Professor Branko Ljutic:  I would like to answer this question by focusing on the issue of corporate responsibility and corporate taxation.  Many multinational corporations (MNCs) have moved their headquarters to tax havens.  Conversely, a socially accountable and viable business would not consider tax avoidance or tax dodging.

In my opinion, it remains an open question how far we are from the moment when national tax authorities shall reform the tax system and begin to tax turnover on each local market, not corporate profits.

As I see it, this is an important SRI issue.  In the future, MNCs will face rising pressure on local markets from local business, non-governmental organizations (NGOs) and the political spectrum, all of which will insist on SRI.

Emerging Markets ESG:  Which extra-financial theme – environmental, social or governance – is the most challenging for companies in Serbia to manage?

Professor Branko Ljutic:  International Financial Reporting Standards (IFRS) are obligatory for listed companies in Serbia. However, as explained above, the transition to a market economy is still underway in Serbia.  The quality of financial reporting needs to be improved.  At present it does not deliver basic reliable information, and therefore there is not yet any solid foundation for ESG disclosure.
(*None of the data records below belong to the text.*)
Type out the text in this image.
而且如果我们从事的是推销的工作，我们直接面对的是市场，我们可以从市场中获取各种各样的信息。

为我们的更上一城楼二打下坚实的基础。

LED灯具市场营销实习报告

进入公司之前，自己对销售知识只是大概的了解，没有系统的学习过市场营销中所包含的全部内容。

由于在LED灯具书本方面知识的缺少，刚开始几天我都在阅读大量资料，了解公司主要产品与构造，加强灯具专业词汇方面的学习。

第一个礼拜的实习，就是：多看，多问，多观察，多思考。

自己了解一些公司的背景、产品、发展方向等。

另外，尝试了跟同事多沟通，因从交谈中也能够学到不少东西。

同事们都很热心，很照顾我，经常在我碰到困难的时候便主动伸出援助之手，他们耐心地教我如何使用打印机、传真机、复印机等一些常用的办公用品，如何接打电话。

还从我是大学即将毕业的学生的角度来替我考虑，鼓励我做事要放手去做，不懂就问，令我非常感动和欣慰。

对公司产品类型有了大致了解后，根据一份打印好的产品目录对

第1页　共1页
In the area of corporate governance, there are widespread misperceptions that scholarly articles, books, requirements of the New Law on Corporations dated February 1, 2012 and many Codes of Corporate Governance are the essence, without understanding that there are real stakeholders whose interests should be served and balanced. So, in front of us in Serbia, there is more than a long road from words to actions.

Emerging Markets ESG:  Which extra-financial theme – environmental, social or governance – is the most challenging for investors in Serbian companies to analyze?

Professor Branko Ljutic:  At present, there is not much to analyze, since there is little if any awareness about the concept of ESG disclosure.  For example, at present the concept is not present in scholarly research.  The first PhD thesis on this topic is now in progress. We shall have some preliminary data on ESG reporting in mid-2013.  At present, the concepts of ESG and SRI are viewed with skepticism in Serbia, for a number of reasons.  The general public questions whether CSR awards are in fact green-washing.  Also, the general public is not convinced that the corporate sector in Serbia practices social responsibility, in terms of corporate governance, for example, or environmental protection.

Emerging Markets ESG:  You have studied and taught in Croatia, Germany, Serbia, South Korea and the US.  In our opinion, what is the greatest challenge for Serbian business today, as it integrates into the European and global economy and financial system?  Is SRI on the business agenda in Serbia today? 

Professor Branko Ljutic:  Let me start from the end of your question, and to state straightforwardly that SRI is not on the business agenda in Serbia today.  In fact, it is not even present in the air as some kind of unspoken concept.

If we define a country strategy as a program focused on a successful future, the question is how to define a goal, and in what timeframe. At present, the national economy is sluggish, reforms are halfheartedly implemented and, in my opinion, there is no clear vision of a national strategy.

Serbia lost more than two decades of growth.  The question of how Serbia shall (re)integrate into the European Union (EU), NATO, global and regional financial institutions and the overall global economy is an important one – for the present and near future as well as for the next decade and next two decades.